Jak przypomniała dr Agnieszka Jagiełło-Gruszfeld z Oddziału Onkologii Mazowieckiego Szpitala Onkologicznego w Warszawie, aż 87 proc. pacjentów paliatywnych to pacjenci onkologiczni. Jednak onkologów jest zbyt mało, by mogli zająć się tymi chorymi. Nie są też odpowiednio przygotowani do stosowania opieki paliatywnej, która powinna być prowadzona w hospicjach bądź w warunkach domowych.
- Na styku medycyny paliatywnej i onkologii pojawia się kilka problemów. Pierwszy z nich ma charakter socjologiczny - słowo hospicjum kojarzy się w społeczeństwie z miejscem, gdzie człowiek przychodzi i umiera, gdy tymczasem placówka ta ma pomóc zarówno choremu, jak i jego rodzinie - mówiła specjalistka.

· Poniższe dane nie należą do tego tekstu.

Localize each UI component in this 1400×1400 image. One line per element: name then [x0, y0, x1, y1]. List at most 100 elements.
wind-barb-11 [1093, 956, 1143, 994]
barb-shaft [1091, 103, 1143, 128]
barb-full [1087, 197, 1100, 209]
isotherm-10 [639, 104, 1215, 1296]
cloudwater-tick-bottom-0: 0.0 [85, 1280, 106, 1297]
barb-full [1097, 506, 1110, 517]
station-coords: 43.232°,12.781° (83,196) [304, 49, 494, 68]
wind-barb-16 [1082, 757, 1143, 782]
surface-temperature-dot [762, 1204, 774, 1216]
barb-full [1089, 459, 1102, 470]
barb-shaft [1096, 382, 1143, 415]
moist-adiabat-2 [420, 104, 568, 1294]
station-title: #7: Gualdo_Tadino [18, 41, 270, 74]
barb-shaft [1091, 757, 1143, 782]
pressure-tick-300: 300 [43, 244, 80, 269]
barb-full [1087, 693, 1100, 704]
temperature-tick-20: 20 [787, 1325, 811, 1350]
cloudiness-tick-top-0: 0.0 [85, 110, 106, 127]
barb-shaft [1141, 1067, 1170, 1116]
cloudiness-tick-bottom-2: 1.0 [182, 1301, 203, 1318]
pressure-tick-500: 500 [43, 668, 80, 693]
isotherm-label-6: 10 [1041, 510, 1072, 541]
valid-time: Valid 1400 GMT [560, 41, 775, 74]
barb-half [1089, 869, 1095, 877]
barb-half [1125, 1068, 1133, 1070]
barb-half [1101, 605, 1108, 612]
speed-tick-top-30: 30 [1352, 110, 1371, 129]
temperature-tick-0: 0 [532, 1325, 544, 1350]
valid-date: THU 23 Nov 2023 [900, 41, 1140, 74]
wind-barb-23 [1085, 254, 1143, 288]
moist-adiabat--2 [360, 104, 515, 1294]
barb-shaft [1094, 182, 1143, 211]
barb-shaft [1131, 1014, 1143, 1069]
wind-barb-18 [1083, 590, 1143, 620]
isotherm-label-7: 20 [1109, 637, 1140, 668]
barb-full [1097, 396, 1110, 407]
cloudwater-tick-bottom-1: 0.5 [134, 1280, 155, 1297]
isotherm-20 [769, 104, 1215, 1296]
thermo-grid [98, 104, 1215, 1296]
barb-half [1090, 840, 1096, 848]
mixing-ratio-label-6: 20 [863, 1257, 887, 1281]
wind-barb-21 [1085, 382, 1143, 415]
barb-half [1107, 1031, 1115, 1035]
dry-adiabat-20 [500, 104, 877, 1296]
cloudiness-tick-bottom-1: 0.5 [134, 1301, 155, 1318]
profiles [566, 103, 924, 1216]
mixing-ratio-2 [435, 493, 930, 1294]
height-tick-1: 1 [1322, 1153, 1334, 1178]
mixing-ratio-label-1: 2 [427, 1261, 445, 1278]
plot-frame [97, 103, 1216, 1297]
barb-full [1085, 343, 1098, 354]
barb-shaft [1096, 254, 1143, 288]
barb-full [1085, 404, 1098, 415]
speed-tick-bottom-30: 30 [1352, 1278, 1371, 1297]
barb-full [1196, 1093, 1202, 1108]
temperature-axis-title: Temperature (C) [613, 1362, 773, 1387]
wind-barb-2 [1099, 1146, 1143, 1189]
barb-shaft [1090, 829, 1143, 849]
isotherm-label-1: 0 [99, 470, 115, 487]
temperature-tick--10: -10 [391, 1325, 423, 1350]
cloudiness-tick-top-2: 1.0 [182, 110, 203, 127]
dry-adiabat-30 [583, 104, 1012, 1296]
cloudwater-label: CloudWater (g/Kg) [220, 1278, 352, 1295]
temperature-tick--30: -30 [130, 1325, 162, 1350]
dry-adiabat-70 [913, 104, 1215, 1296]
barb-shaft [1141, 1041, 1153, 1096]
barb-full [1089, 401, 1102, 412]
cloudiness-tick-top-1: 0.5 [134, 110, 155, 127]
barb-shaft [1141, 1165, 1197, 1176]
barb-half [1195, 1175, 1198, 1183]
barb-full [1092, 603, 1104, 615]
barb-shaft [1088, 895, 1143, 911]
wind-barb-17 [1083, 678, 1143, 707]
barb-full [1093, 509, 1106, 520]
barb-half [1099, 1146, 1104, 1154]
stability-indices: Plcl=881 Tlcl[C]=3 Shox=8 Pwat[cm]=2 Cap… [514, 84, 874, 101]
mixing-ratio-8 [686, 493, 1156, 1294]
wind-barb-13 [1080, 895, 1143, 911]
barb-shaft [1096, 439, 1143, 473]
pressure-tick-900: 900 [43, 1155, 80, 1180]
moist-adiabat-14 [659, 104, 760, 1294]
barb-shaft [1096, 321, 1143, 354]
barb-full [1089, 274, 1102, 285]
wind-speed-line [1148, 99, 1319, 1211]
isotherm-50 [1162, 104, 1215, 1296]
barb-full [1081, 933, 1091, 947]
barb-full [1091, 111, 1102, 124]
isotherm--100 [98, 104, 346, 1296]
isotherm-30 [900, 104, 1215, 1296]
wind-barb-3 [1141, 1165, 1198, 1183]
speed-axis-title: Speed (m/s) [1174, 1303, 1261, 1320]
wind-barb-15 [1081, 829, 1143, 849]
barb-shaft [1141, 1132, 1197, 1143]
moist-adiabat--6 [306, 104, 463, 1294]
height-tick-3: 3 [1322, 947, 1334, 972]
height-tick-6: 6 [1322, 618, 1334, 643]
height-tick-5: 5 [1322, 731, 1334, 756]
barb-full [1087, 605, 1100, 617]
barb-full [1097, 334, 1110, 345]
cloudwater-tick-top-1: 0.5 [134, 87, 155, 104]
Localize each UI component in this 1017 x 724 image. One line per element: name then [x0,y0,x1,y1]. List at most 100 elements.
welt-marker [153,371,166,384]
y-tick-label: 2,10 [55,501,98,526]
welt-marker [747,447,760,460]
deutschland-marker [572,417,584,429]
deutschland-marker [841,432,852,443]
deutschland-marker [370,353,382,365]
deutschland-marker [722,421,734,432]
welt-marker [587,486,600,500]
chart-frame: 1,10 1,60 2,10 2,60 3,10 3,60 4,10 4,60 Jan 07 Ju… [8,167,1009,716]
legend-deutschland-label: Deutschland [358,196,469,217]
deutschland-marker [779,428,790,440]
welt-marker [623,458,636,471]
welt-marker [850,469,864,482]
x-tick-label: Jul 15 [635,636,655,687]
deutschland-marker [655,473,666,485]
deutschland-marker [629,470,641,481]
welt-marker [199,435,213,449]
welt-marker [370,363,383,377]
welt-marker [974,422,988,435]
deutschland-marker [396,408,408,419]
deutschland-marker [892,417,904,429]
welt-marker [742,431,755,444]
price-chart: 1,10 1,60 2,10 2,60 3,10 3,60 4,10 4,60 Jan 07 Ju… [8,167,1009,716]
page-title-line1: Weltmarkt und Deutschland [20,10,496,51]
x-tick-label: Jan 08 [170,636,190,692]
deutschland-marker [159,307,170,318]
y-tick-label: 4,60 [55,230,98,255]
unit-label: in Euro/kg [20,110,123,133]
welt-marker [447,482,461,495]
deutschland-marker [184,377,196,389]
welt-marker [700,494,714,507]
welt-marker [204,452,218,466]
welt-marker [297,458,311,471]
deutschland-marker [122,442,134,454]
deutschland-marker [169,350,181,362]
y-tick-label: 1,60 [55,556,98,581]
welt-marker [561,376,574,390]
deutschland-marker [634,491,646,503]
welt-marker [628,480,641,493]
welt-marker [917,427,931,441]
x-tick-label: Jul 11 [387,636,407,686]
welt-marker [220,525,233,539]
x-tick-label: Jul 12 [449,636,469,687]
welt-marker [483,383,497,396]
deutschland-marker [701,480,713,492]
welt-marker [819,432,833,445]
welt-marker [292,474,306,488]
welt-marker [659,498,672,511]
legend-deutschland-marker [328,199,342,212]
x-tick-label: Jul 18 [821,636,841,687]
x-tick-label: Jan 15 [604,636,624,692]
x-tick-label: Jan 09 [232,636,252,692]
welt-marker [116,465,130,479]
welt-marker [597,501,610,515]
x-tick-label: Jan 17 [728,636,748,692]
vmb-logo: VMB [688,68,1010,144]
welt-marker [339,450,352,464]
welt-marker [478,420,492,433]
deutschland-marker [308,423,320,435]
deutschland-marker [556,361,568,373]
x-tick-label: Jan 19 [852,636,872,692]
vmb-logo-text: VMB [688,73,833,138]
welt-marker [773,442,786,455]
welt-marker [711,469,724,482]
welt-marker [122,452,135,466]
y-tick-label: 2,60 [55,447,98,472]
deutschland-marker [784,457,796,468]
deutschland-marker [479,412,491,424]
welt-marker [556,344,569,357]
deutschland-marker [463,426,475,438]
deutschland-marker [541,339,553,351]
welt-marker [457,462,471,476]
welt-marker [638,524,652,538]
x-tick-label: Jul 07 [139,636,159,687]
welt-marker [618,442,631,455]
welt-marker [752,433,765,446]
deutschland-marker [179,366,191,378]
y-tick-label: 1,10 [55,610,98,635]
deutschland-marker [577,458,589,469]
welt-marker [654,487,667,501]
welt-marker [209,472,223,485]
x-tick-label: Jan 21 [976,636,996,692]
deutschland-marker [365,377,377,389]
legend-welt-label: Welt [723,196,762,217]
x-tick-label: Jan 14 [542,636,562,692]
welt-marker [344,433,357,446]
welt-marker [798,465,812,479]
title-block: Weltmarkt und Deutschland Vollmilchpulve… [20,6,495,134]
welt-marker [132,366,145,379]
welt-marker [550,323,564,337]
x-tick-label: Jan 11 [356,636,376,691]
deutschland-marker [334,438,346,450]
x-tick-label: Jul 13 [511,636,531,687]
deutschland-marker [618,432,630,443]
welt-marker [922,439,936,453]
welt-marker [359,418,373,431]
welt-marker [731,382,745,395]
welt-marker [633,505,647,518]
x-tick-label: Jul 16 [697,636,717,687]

- Druga kwestia to czas oczekiwania na przyjęcie do hospicjum domowego. Z doświadczeń moich pacjentek wynika, że w Warszawie może to być nawet 6-7 tygodni. To o wiele za długo. Taka sytuacja powoduje zbyt duże obciążenie dla rodziny, która nie potrafi zająć się umierającym bliskim. Onkolodzy starają się być pomostem, który pozwoli dotrwać do momentu objęcia pacjenta opieką paliatywną, ale często nie jest to możliwe, bo nic nie zastąpi codziennych wizyt pielęgniarki - wyjaśniała.
- W efekcie pacjenci, którzy powinni być objęci opieką paliatywną, trafiają na oddziały szpitalne, np. chorób wewnętrznych, co z punktu widzenia ekonomii w medycynie jest pozbawione uzasadnienia. Wynika to jednak z bezradności rodziny chorego, która zostaje pozostawiona sama sobie - dodała.